The third layer of security comes in the form of prioritization. The museum categorizes which artifacts or pieces can be displayed in the open and which valuables must remain behind glass and sensors. And for those priceless artifacts like the Hope Diamond, they are given a dedicated security guard on watch at all times.
In every case, strategic decisions must be made about the level of security for each asset. Making these decisions, though, is no easy task.
This is a conundrum that enterprises regularly face as they struggle to protect their most prized asset –data.
With an average of 117,339 cyber attacks and nearly $1 million new malware threats released every day around the globe, IT departments are struggling to defend against the continuous onslaught of threats.
Further, the introduction of mobile and remote working practices has created even more access points that can be vulnerable to attack.
To deal with this new security landscape organizations should focus their strongest security efforts on defending what matters most, rather than trying to secure everything equally. This can only be achieved through the implementation of a strategic security policy coupled with investments in the right technology.
Enterprise Mobile Management
If employees are accessing corporate data from unsecured networks and personally owned devices, technologies and policy controls need to be in place to minimize security risks. For example, apps enabling remote access to company servers should be kept secure and separate from an employee’s personal apps and data.
This can be achieved with an Enterprise Mobility Management (EMM) solution, which ensures that the app itself is containerized. Therefore, even if an employee gets a virus on their device, the company data remains safe. The same benefits apply with desktop virtualization, which provides the most highly secure desktop environments for employers and employees.
Pairing security technology with effective policies requires three elements: role-based access control, categorization of a data’s lifecycle and a tiered value of assets. If a company hasn’t specifically stated or outlined what they consider as classified data, then even their own employees become threats to security.
Recently, a U.S. official made headlines for inadvertently sending classified information over a private email server. When probed, they noted that none of the emails had been marked as classified. This is why a policy is just as important as the technology itself.

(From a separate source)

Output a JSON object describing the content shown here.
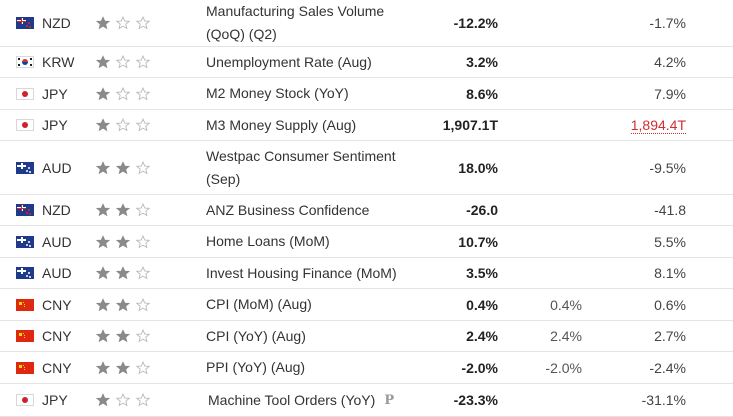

Perhaps the most important part of an organization’s security policy is establishing role-based privileges to control access to data. Application virtualization can help ensure that employees have access to the right apps and data they need to do their jobs while maintaining the desired data security.
A fulsome security strategy must then include a tiered data security system. This involves assessing the value of the data and determining the level of security needed. From there it is important to define the data security lifecycle. What is important today may not be important tomorrow. For example, a quarterly earnings announcement must be fully protected until the date of its release. But once it has gone public, it is a waste of resources to continue keeping it secure. Yet, too often this happens as many lack automated systems and policies that notify IT to shift their efforts when the time calls for it.
Despite the growing number of threats, there are always ways to keep data safe. By instituting a policy that properly tiers data security and having the correct technology in place, organizations can ensure that they aren’t building ‘million-dollar fences around $5 assets’ and are keeping attackers at bay.